In America, CANDY CANDY got all of one home video release in the early 80s from ZIV International, the folks who brought us English-language versions of the Toei series Captain Future, the "Take To The Sky" Captain Harlock, Angel, and Fables of The Green Forest. Dubbing was by Jim "Force Five" Terry. Reports of CANDY CANDY being broadcast on American television have yet to be verified.





(additional crayon added by the original owner)

Help us increase the CANDY CANDY quotient by enjoying the contents of this red-vinyl 33 rpm single! Side A is the opening and ending theme to the CANDY CANDY anime TV series, and Side B is an amusing story involving Candy, her pal, and some rich kids. Even if you don't speak Japanese, you can enjoy the powerful stereo separation that still survives in spite of the pops and crackles. Keep seeking happiness, Candy!


-Dave Merrill

Thanks for reading Let's Anime! If you enjoyed it and want to show your appreciation for what we do here as part of the Mister Kitty Dot Org world, please consider joining our Patreon!

8 comments:

Unknown said...

Hello!! I found a new TOP 10 list on the internet with videos of the "10 best anime movies and series OF ALL THE TIME" and i wanted to share with you! The best thing it that we can watch each one of them. I´m totally crazy about anime and i thought it amazing BUT i don´t agree with the first position. Check it out and tell me what you think.
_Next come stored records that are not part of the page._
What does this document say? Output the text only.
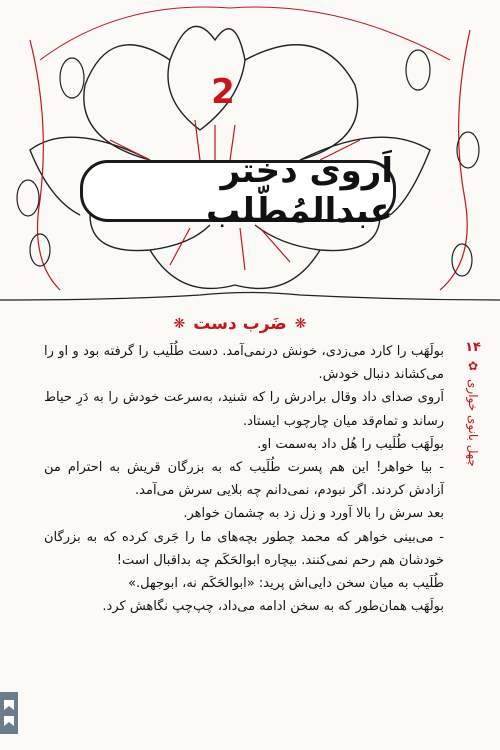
2
اَروی دختر عبدالمُطّلب
❋
ضَرب دست
❋

بولَهَب را کارد می‌زدی، خونش درنمی‌آمد. دست طُلَیب را گرفته بود و او را می‌کشاند دنبال خودش.

اَروی صدای داد وقال برادرش را که شنید، به‌سرعت خودش را به دَرِ حیاط رساند و تمام‌قد میان چارچوب ایستاد.

بولَهَب طُلَیب را هُل داد به‌سمت او.

- بیا خواهر! این هم پسرت طُلَیب که به بزرگان قریش به احترام من آزادش کردند. اگر نبودم، نمی‌دانم چه بلایی سرش می‌آمد.

بعد سرش را بالا آورد و زل زد به چشمان خواهر.

- می‌بینی خواهر که محمد چطور بچه‌های ما را جَری کرده که به بزرگان خودشان هم رحم نمی‌کنند. بیچاره ابوالحَکَم چه بداقبال است!

طُلَیب به میان سخن دایی‌اش پرید: «ابوالحَکَم نه، ابوجهل.»

بولَهَب همان‌طور که به سخن ادامه می‌داد، چپ‌چپ نگاهش کرد.

۱۴
✿
چهل بانوی خواری
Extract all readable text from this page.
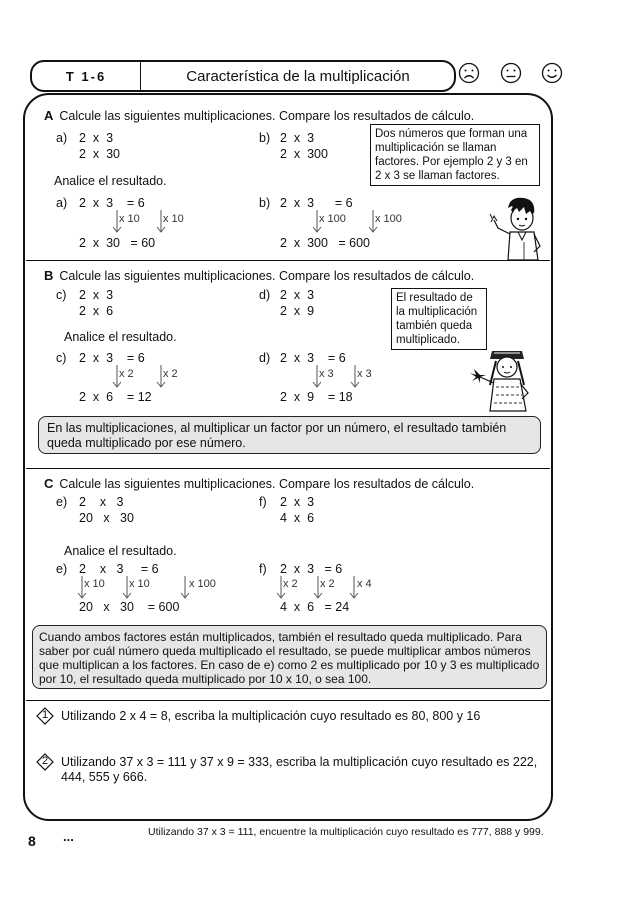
T 1-6	Característica de la multiplicación
A Calcule las siguientes multiplicaciones. Compare los resultados de cálculo.
a) 2  x  3
2  x  30
b) 2  x  3
2  x  300
Dos números que forman una multiplicación se llaman factores. Por ejemplo 2 y 3 en 2 x 3 se llaman factores.
Analice el resultado.
a) 2  x  3    = 6
x 10 x 10
2  x  30   = 60
b) 2  x  3      = 6
x 100	x 100
2  x  300   = 600
B Calcule las siguientes multiplicaciones. Compare los resultados de cálculo.
c) 2  x  3
2  x  6
d) 2  x  3
2  x  9
El resultado de la multiplicación también queda multiplicado.
Analice el resultado.
c) 2  x  3    = 6
x 2	x 2
2  x  6    = 12
d) 2  x  3    = 6
x 3 x 3
2  x  9    = 18
En las multiplicaciones, al multiplicar un factor por un número, el resultado también queda multiplicado por ese número.
C Calcule las siguientes multiplicaciones. Compare los resultados de cálculo.
e) 2    x   3
20   x   30
f) 2  x  3
4  x  6
Analice el resultado.
e) 2    x   3     = 6
x 10 x 10	x 100
20   x   30    = 600
f) 2  x  3   = 6
x 2 x 2 x 4
4  x  6   = 24
Cuando ambos factores están multiplicados, también el resultado queda multiplicado. Para saber por cuál número queda multiplicado el resultado, se puede multiplicar ambos números que multiplican a los factores. En caso de e) como 2 es multiplicado por 10 y 3 es multiplicado por 10, el resultado queda multiplicado por 10 x 10, o sea 100.
1	Utilizando 2 x 4 = 8, escriba la multiplicación cuyo resultado es 80, 800 y 16
2	Utilizando 37 x 3 = 111 y 37 x 9 = 333, escriba la multiplicación cuyo resultado es 222, 444, 555 y 666.
8 ...	Utilizando 37 x 3 = 111, encuentre la multiplicación cuyo resultado es 777, 888 y 999.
http://www.weshow.com/top10/en/animation/top-10-best-anime-movies-and-series-of-all-time

d.merrill said...

This reminds me of the time I was on an anime panel at a SF convention, and somebody in the audience asked us what our top 3 favorite anime movies were. The panelists all thought about it and gave our answers, and then the audience member proceeded to give us a lecture on what HIS top three anime movie were, one of which was a TV series, one was an original video, and one was an American TV series.

This linked "top ten" list is a list of titles voted on by some kind of Japanese media festival, and is all over the map, with no criteria for 'best'. I think this list has more to do with what they could obtain video of than anything else.

Unknown said...

Dude's a bot poster.

d.merrill said...

I AM A ROBOT

BEEDLE BOOP

DOES NOT COMPUTE


BOOP BEEP BOOP BOOP

Unknown said...

Consensus among Japanese women is that the manga ruled and something about the anime didn't click. Weird, but that's what I hear. - PM

Anonymous said...

I remember watching Candy Candy in Puerto Rico in the early 80's.

It was the show that made me fall in love with shojo anime.

A peculiarity was that it was a japanese-animated show featuring angloamerian characters speaking spanish with a thick argentinian accent.

Anonymous said...
This comment has been removed by a blog administrator.
d.c. said...

Supposedly it was shown in Hawaii years ago on the Japanese TV station there...in English...supposedly.

I seen the first 20 something episodes in Japanese with subtitles and thats as close to being able to understand it you can get if you just understand English (like me)

I also have seen the French and Spanish dubs - Couldn't understand either one but the French was better to me.